China's new rules on video game approvals include banning poker and blood
Why it matters: China has outlined new rules when it comes to getting video games approved in the country. Several genres have now been banned, along with any titles that show images of corpses and blood, even if the latter is a color other than red.
A regulatory body reshuffle last March led to new game license approvals being put on hold in China for nine months. The process started to get back on track in December, but the government had to stop accepting new applications in February to clear the backlog.
While the process resumed on April 22, it comes with some new rules: the total number of games allowed onto China’s market annually will be capped, and three genres are no longer allowed.
Mahjong and poker games, which made up almost 37 percent of the 8,561 titles that were approved in 2017, will no longer be accepted due to concerns they could lead to gambling addiction among the country’s youth.
While blood in games was already banned, some developers had circumvented the rules by changing its color to something else, usually green. Now, no blood is allowed, no matter what its color.
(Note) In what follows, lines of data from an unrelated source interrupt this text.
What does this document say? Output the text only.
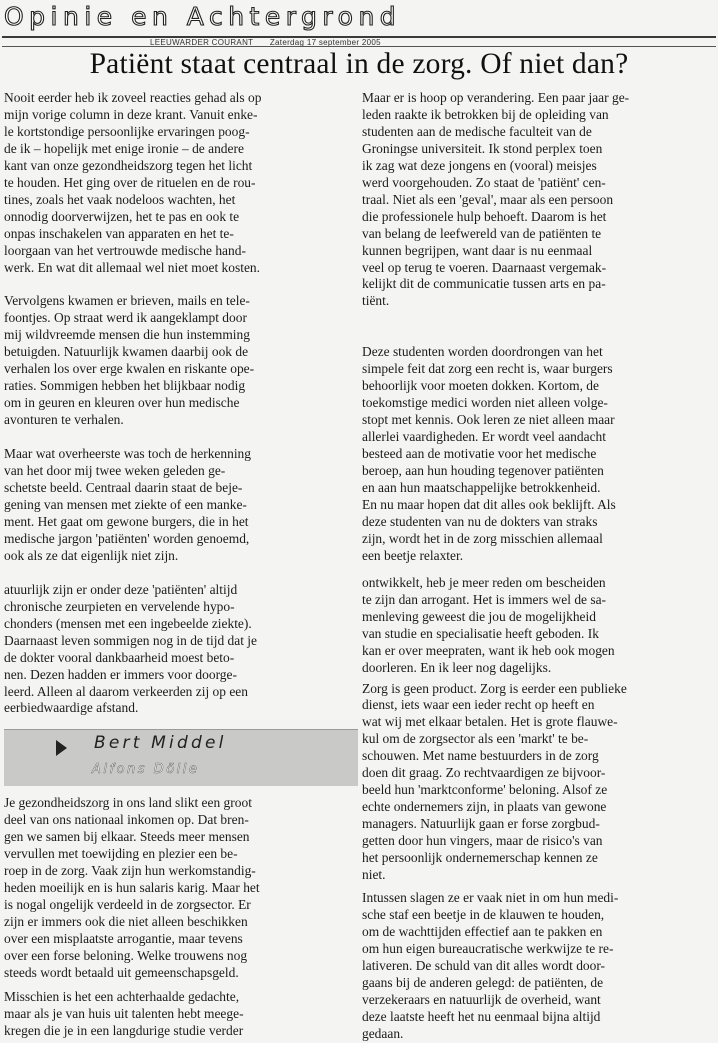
Opinie en Achtergrond
LEEUWARDER COURANT Zaterdag 17 september 2005
Patiënt staat centraal in de zorg. Of niet dan?

Nooit eerder heb ik zoveel reacties gehad als op
mijn vorige column in deze krant. Vanuit enke-
le kortstondige persoonlijke ervaringen poog-
de ik – hopelijk met enige ironie – de andere
kant van onze gezondheidszorg tegen het licht
te houden. Het ging over de rituelen en de rou-
tines, zoals het vaak nodeloos wachten, het
onnodig doorverwijzen, het te pas en ook te
onpas inschakelen van apparaten en het te-
loorgaan van het vertrouwde medische hand-
werk. En wat dit allemaal wel niet moet kosten.

Vervolgens kwamen er brieven, mails en tele-
foontjes. Op straat werd ik aangeklampt door
mij wildvreemde mensen die hun instemming
betuigden. Natuurlijk kwamen daarbij ook de
verhalen los over erge kwalen en riskante ope-
raties. Sommigen hebben het blijkbaar nodig
om in geuren en kleuren over hun medische
avonturen te verhalen.

Maar wat overheerste was toch de herkenning
van het door mij twee weken geleden ge-
schetste beeld. Centraal daarin staat de beje-
gening van mensen met ziekte of een manke-
ment. Het gaat om gewone burgers, die in het
medische jargon 'patiënten' worden genoemd,
ook als ze dat eigenlijk niet zijn.

atuurlijk zijn er onder deze 'patiënten' altijd
chronische zeurpieten en vervelende hypo-
chonders (mensen met een ingebeelde ziekte).
Daarnaast leven sommigen nog in de tijd dat je
de dokter vooral dankbaarheid moest beto-
nen. Dezen hadden er immers voor doorge-
leerd. Alleen al daarom verkeerden zij op een
eerbiedwaardige afstand.

Bert Middel
Alfons Dölle

Je gezondheidszorg in ons land slikt een groot
deel van ons nationaal inkomen op. Dat bren-
gen we samen bij elkaar. Steeds meer mensen
vervullen met toewijding en plezier een be-
roep in de zorg. Vaak zijn hun werkomstandig-
heden moeilijk en is hun salaris karig. Maar het
is nogal ongelijk verdeeld in de zorgsector. Er
zijn er immers ook die niet alleen beschikken
over een misplaatste arrogantie, maar tevens
over een forse beloning. Welke trouwens nog
steeds wordt betaald uit gemeenschapsgeld.

Misschien is het een achterhaalde gedachte,
maar als je van huis uit talenten hebt meege-
kregen die je in een langdurige studie verder

Maar er is hoop op verandering. Een paar jaar ge-
leden raakte ik betrokken bij de opleiding van
studenten aan de medische faculteit van de
Groningse universiteit. Ik stond perplex toen
ik zag wat deze jongens en (vooral) meisjes
werd voorgehouden. Zo staat de 'patiënt' cen-
traal. Niet als een 'geval', maar als een persoon
die professionele hulp behoeft. Daarom is het
van belang de leefwereld van de patiënten te
kunnen begrijpen, want daar is nu eenmaal
veel op terug te voeren. Daarnaast vergemak-
kelijkt dit de communicatie tussen arts en pa-
tiënt.

Deze studenten worden doordrongen van het
simpele feit dat zorg een recht is, waar burgers
behoorlijk voor moeten dokken. Kortom, de
toekomstige medici worden niet alleen volge-
stopt met kennis. Ook leren ze niet alleen maar
allerlei vaardigheden. Er wordt veel aandacht
besteed aan de motivatie voor het medische
beroep, aan hun houding tegenover patiënten
en aan hun maatschappelijke betrokkenheid.
En nu maar hopen dat dit alles ook beklijft. Als
deze studenten van nu de dokters van straks
zijn, wordt het in de zorg misschien allemaal
een beetje relaxter.

ontwikkelt, heb je meer reden om bescheiden
te zijn dan arrogant. Het is immers wel de sa-
menleving geweest die jou de mogelijkheid
van studie en specialisatie heeft geboden. Ik
kan er over meepraten, want ik heb ook mogen
doorleren. En ik leer nog dagelijks.

Zorg is geen product. Zorg is eerder een publieke
dienst, iets waar een ieder recht op heeft en
wat wij met elkaar betalen. Het is grote flauwe-
kul om de zorgsector als een 'markt' te be-
schouwen. Met name bestuurders in de zorg
doen dit graag. Zo rechtvaardigen ze bijvoor-
beeld hun 'marktconforme' beloning. Alsof ze
echte ondernemers zijn, in plaats van gewone
managers. Natuurlijk gaan er forse zorgbud-
getten door hun vingers, maar de risico's van
het persoonlijk ondernemerschap kennen ze
niet.

Intussen slagen ze er vaak niet in om hun medi-
sche staf een beetje in de klauwen te houden,
om de wachttijden effectief aan te pakken en
om hun eigen bureaucratische werkwijze te re-
lativeren. De schuld van dit alles wordt door-
gaans bij de anderen gelegd: de patiënten, de
verzekeraars en natuurlijk de overheid, want
deze laatste heeft het nu eenmaal bijna altijd
gedaan.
Finally, games inspired by China’s imperial past will no longer be approved, this includes any that fall under the “gongdou” harem scheme and “guandou” royal palace categories. Officials are apparently worried about “obscene contents and the risk of political metaphors.”
TechCrunch writes that although large companies with plenty of resources and staff, such as Tencent, should have few problems adhering to the new policies, they could see smaller developers struggle to survive.